The convnet activations represent information about the image at different layers of abstraction. Higher layers contain increasingly abstract, global information. The content of an image, global and abstract, is captured in the representations of the upper layers.
So a good candidate for content loss is the L2 norm between the activations of an upper layer in the convnet.

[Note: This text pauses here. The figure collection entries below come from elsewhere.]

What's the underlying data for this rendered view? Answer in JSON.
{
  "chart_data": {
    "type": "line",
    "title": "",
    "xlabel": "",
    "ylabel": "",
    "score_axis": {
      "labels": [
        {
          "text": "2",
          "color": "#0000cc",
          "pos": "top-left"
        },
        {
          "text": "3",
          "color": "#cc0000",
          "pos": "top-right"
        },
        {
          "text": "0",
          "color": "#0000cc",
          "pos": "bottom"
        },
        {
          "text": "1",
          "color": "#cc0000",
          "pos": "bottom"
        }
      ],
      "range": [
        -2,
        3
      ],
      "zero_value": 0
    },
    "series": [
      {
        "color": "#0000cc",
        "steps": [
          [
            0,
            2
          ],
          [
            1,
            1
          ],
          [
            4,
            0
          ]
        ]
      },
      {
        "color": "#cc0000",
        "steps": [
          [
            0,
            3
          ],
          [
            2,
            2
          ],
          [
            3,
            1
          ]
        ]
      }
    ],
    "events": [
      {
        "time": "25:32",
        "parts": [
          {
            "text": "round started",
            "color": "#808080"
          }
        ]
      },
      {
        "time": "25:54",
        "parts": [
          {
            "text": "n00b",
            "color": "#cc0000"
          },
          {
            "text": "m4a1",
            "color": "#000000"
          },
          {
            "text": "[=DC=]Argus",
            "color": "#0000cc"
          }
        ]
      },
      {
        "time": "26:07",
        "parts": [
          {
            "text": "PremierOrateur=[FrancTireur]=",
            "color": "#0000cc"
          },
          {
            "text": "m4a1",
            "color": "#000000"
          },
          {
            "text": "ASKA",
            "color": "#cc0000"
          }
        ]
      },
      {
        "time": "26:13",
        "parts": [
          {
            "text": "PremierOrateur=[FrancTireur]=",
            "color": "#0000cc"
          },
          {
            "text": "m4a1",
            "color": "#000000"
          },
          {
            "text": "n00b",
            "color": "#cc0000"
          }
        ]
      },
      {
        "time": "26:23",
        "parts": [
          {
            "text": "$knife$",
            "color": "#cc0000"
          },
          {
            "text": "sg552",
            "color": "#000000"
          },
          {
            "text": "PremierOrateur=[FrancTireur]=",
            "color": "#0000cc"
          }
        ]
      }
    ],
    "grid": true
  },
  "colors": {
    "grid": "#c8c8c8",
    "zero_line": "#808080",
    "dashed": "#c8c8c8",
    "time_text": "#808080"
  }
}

The style loss is a bit trickier, defined over multiple layers of the convnet. You try to capture the appearance of the style reference image at all spatial scales extracted by the convnet. The paper uses the Gram matrix of a layer’s activations, which is the inner product of the feature maps of that layer. This is like a map of the correlations between the layer’s features - the patterns found at a particular scale. The patterns correspond to textures seen at that scale.
pp. 385 - 390 walk through an example of setting up a style transfer algorithm in Keras.
Variational Autoencoders
The most popular application of creative AI is image generation, producing images that ‘look like the real thing’. There are two main techniques currently, variational autoencoders (VAEs) and Generative adverserial networks (GANs).
You can apply VAEs and GANs to other spaces, sound, text etc. But the best results so far have been on images. [NB Chollet doesn’t mention that text is a discrete, categorical space so text generation will likely need different techniques to continuous spaces like images].
Latent Space
The key idea of image generation is to develop a low-dimensional latent space of representations where any point can be mapped to a “valid” image.
The module capable of taking a latent point and mapping it to a generated image is called a generator in GANs or decoder in VAEs.
Once you’ve learned the latent space, you can just sample from it, and generate images from it. The generated images are the points in-between those seen in the training set.
VAEs learn latent spaces that are well-structured, where specific directions encode a meaningful axis of variation int he data. GANs generate images that can be highly realistic, but the latent space they come from may not be so well-structured.
The latent space is not dissimilar to the space of word embeddings in NLP. Given a latent space, or an embedding space, certain directions in that space may encode interesting axes of variation in the original data.
For example, in the latent space of faces, there may be a ‘smile vector’ - such that a point moved along that vector is the same point, but smiling.
If you find those vectors you can edit images in a meaningful way.